When 404 Media's Emanuel Maiberg called the founders, they denied there was even an issue. The same pattern as Tea, just without the $100.
The Pattern
Two different apps. Two different industries. Same vulnerability. Same outcome.
Tea paid me and said they'd fix it. They didn't. Their users' driver's licenses ended up on 4chan.
Quittr didn't even respond. Their users' most private habits ended up in the press.
Something that stuck with me: another dating app in 2024 told me they were "aware of those security issues but did not prioritize them yet" because they were "still in our testing/market validation phase." They had real users, real data, and real ad campaigns running. But because they considered themselves still in testing, security could wait. I hear this constantly.
Both Tea and Quittr had the same Firebase misconfiguration that takes minutes to find and minutes to fix. All of them had months of warning. All of them chose to do nothing.

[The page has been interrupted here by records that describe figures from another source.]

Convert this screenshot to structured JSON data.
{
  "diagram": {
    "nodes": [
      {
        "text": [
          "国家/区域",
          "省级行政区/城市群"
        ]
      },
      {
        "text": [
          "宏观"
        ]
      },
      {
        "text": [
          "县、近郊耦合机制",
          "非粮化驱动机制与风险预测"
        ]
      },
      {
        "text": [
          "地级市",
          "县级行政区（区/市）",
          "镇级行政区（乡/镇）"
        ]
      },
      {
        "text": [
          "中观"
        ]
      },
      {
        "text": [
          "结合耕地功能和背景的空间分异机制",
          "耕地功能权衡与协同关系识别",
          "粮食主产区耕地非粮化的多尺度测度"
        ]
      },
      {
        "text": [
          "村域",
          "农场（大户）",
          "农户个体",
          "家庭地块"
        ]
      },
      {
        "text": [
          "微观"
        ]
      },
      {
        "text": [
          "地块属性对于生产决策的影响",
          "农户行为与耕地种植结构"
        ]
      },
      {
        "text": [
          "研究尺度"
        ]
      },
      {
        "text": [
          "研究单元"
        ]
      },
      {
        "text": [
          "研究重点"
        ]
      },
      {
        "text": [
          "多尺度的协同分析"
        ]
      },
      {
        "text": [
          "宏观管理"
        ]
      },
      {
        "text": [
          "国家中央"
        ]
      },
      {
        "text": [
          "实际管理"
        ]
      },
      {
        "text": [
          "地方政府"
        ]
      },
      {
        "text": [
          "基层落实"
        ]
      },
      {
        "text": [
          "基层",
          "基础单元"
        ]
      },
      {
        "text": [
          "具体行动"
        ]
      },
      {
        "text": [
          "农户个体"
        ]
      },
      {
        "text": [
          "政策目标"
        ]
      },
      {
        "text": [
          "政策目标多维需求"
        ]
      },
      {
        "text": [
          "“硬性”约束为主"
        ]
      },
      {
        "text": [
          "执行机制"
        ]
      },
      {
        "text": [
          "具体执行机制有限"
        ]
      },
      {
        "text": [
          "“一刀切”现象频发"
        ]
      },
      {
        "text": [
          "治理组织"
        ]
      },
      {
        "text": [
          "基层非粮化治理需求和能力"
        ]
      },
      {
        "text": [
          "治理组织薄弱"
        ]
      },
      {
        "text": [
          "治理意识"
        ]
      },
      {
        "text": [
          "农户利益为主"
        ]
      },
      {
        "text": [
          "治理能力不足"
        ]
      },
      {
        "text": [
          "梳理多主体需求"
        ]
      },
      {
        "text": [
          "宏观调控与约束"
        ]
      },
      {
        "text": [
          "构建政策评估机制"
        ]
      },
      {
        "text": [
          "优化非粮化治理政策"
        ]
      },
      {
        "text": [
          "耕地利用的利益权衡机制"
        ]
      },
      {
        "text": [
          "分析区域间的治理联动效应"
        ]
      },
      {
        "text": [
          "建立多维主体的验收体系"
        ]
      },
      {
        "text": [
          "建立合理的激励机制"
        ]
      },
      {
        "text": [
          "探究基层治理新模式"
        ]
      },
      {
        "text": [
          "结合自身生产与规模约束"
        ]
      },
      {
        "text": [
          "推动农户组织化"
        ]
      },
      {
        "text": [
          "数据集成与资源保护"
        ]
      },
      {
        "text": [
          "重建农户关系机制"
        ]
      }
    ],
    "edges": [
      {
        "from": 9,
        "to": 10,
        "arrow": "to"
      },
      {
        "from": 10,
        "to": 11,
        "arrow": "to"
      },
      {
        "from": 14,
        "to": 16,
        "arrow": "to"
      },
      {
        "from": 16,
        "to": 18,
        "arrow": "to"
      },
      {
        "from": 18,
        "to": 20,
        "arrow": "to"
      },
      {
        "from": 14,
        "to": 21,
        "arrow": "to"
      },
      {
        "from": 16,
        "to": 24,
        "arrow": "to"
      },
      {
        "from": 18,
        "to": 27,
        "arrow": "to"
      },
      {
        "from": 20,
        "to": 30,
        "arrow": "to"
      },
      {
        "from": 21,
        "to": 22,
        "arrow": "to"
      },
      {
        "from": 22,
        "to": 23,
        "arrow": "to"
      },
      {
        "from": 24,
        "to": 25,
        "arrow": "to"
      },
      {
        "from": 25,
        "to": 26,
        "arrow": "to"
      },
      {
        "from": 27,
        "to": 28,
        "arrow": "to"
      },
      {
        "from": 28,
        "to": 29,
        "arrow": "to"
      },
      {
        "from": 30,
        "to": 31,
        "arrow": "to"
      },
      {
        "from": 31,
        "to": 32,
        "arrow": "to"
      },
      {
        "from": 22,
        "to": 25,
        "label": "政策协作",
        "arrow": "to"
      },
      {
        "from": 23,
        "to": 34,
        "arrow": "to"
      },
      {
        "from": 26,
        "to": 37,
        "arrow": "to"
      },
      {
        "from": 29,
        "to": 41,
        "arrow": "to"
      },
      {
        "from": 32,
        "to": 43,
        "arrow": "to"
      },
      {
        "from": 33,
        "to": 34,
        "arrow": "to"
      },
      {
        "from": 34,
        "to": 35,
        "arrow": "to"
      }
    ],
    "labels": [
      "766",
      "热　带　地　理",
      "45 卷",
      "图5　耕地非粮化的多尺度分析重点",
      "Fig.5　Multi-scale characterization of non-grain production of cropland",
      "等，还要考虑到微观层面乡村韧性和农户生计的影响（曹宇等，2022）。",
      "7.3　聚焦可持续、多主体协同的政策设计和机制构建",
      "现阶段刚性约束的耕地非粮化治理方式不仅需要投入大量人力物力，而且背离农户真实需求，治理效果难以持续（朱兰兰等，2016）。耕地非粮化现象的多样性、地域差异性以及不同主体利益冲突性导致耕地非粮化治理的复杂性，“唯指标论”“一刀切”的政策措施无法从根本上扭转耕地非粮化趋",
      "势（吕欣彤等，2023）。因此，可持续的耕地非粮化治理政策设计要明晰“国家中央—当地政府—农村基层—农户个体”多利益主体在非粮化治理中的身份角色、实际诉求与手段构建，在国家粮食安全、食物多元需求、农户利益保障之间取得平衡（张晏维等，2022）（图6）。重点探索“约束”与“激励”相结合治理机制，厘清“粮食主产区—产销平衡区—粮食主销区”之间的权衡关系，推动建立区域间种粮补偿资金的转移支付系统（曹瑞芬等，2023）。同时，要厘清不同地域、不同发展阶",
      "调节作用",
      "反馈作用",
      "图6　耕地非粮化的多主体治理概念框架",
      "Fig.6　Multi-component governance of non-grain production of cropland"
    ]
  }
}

The Developer Who Thinks Nobody Cares
Back to that Fortune 500 developer who assumed nobody would bother attacking what he built. He was wrong. Everything on the internet gets attacked. It doesn't matter if it's a dating safety app, a masturbation tracker, an internal tool at a company nobody has heard of, or the PC you're using to surf the web.
Automated scanners sweep the internet constantly. Researchers like me look at hundreds of apps. Hackers on 4chan do the same thing I do, except they don't send a polite email first. It doesn't even need to be an app or a website. If you have an IP address, you're being scanned. Bots crawl every IP range on the internet 24/7 looking for open ports, exposed databases, and misconfigured services. Most of it gets blocked, but it only takes one that doesn't.
The question isn't whether your app is important enough to be targeted. The question is whether your database is open right now, and whether you'll fix it before someone less friendly than me finds it.